Boyd Jones

No. 71
- Position: Offensive tackle / guard

Personal information
- Born: May 30, 1961 (age 65) Galveston, Texas, US
- Listed height: 6 ft 3 in (1.91 m)
- Listed weight: 265 lb (120 kg)

Career information
- College: Texas Southern (1979–1983)
- NFL draft: 1984: undrafted

Career history
- Green Bay Packers (1984);

Career NFL statistics
- Games played: 2
- Stats at Pro Football Reference

= Boyd Jones =

American football player (born 1961)

Boyd Efram Jones (born May 30, 1961) is an American former professional football player in the offensive tackle and guard positions. He played college football for the Texas Southern Tigers and later for one season professionally with the Green Bay Packers of the National Football League (NFL).

==Early life==
Jones was born on May 30, 1961, in Galveston, Texas. After high school, he enrolled at Texas Southern University (TSU) in 1979, where he played for the Texas Southern Tigers football team as an offensive tackle. He attended TSU from 1979 to 1983 and was a four-year starter for the Tigers. Standing at 6 ft 4 in and weighing 260 lb, he and James Grisby were the team's two largest offensive players. As a junior in 1982, Jones was named second-team All-Southwestern Athletic Conference (SWAC).

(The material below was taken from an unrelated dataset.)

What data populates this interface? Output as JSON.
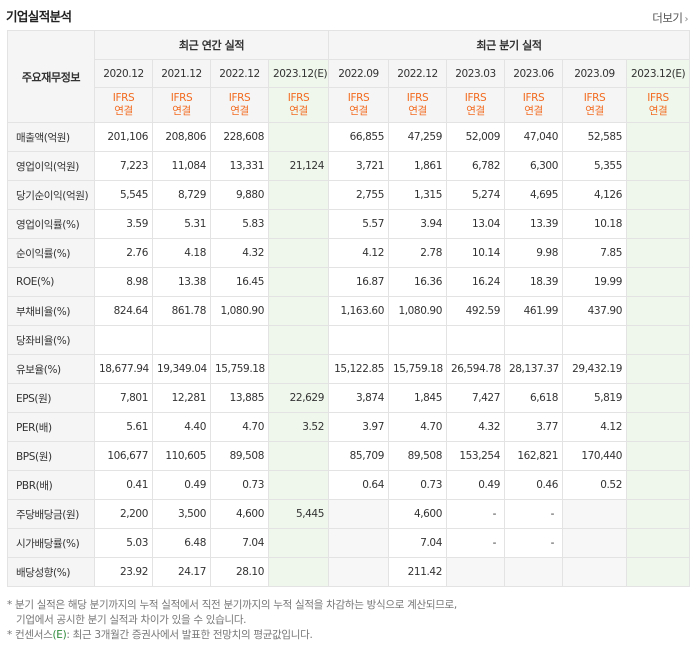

TSU performed poorly during Jones's tenure with the team, compiling records of 3–8 (1979), 2–9 (1980), 4–6–1 (1981), 1–9–1 (1982), and 4–6 (1983) in his years there. He played under multiple head coaches at TSU. He was scouted by the Green Bay Packers while in college; one scout recalled that when visiting, the school's offensive line coach was absent, and thus Jones stepped in to the role.

==Professional career==
Jones was selected by the Houston Gamblers in the 1984 USFL territorial draft but did not sign with them. After going unselected in the 1984 NFL draft, he signed with the Green Bay Packers as an undrafted free agent. Packers offensive line coach Jerry Wampfler described Jones as inexperienced and called him "green as grass", but Jones soon impressed him as he "was tenacious, had quick feet and was hard to knock off balance", according to the Green Bay Press-Gazette. Considered small for tackle, he was moved to guard during the team's training camp. He was described as being a "longshot" to make the team, but nonetheless made the final roster by beating out Ron Sams. Head coach Forrest Gregg noted that Jones had "really come a long way in a short time. He did a good job at both guard and tackle." He made his NFL debut in the team's season-opening win over the St. Louis Cardinals, and also saw action the following week against the Los Angeles Raiders. However, he was released by the Packers on September 15, 1984, six days after his second game. He did not sign with another team afterwards, ending his professional career with two games played.